Wednesday, June 12, 2013
I pondered. I listened  I observed. I decided it was my time to go.


















He was curled up, lying on his side.  He was sleeping.  He did not look peaceful, but rather fretful.   He had oxygen tubes in his nose, but his breathing was not easy.  He did not look much different from the last time I saw him, which was four years ago.   His hair is mostly gray.  This day he was unshaven, with nearly three weeks of growth.
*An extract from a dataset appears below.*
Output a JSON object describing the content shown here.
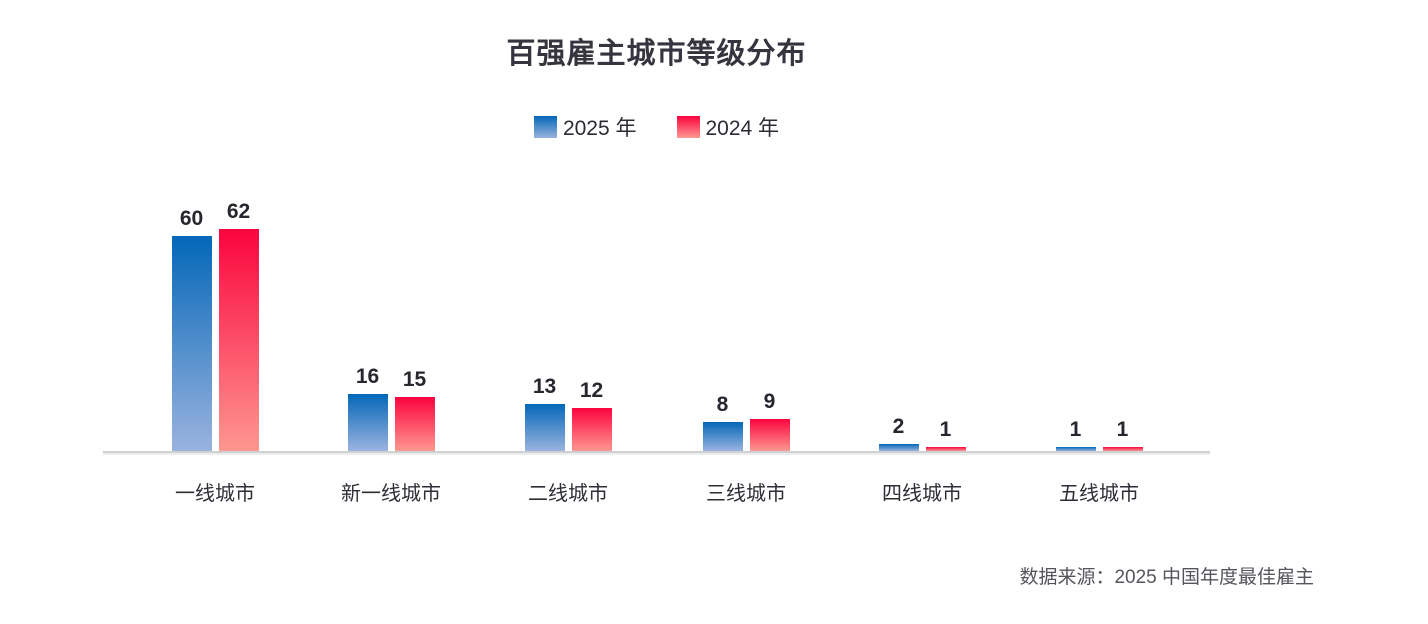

His beard is also gray.
His gown had slipped off of a thin bony shoulder.
I quietly watched him for a few minutes and then I called his name.  His eyes flickered at the sound of my voice.  I took his hand and called him again.
He opened his eyes.  He did not seem startled.  His face showed no expression.  His eyes were staring eyes.   I asked if he knew who I was.  He shook his head yes.  His hand laid limp in mine.
I asked him if he wanted to go back to sleep.  He sat up a little straighter and said, "No, I want to enjoy the company."
He speaks with a natural whiney cadence.   I suppose his unique speech pattern developed from years of begging, cajoling, and telling "feel sorry for me" stories.
He asked me how I was feeling.  I said that I was okay.
He asked me no other questions and never said my name.
He told me that he never wanted to go back to that life again.  And I couldn't help but think about how he said that very thing to us so many times before.  But, this time I knew he wouldn’t ever go back to that life again, because this time the choice isn’t his.
As an introvert, when I am in an intense or unbearable situation, I leave.  I don't physically leave, but I emotionally detach and become an "on the sidelines" observer.
But at that moment my focus was so intent on him that it felt as though I were him and he was me.
I asked him if he knew why he was there.  He struggled with the words saying something about a "girl" who..."  and his voice drifted off.
Even though he is in his fifties, the women he meets are still "girls" to him.  There was always a “girl” who took his money and stole his life.  I realize now that he only wanted what we all want, to be loved.
Sadly, though, not one of these “girls” could ever compete with his first and only love.
She was an evil and selfish love.  And she was the one who ultimately stole his life.
When his dinner came,  I understood a little more about the extent of the damage his body and mind have suffered as a result of his illness.
He fed himself, as a child might do, who has finally learned to eat with a spoon and without help.  Get the food on the spoon, bring it to your mouth, chew and swallow, then repeat.  He did not seem to be enjoying his meal, but rather he was satisfying a basic need.
After he finished every morsel, he asked for pie.   His hands shook as he impatiently tried to remove the plastic wrap.  There was also a piece of chocolate cake on his tray.  The whole time he was eating his pie, he did not take his eyes off of the cake.   "The cake is for later"  "Okay?"  I said.  He shook his head yes, and then reached for the cake.
He told me "I almost died, you know."
"I know," I said.  I thought about how under different circumstances I might have said, "You were very lucky."
His eyes started to get droopy, and he began to nod off.
I told him that I had to get going and that he needed his rest.  He didn't say anything.  I said good-bye and gave him a little wave as I walked out the door.
As the elevator descended to the first floor, I began my own descent, deep down into my own basic instinctive protected world.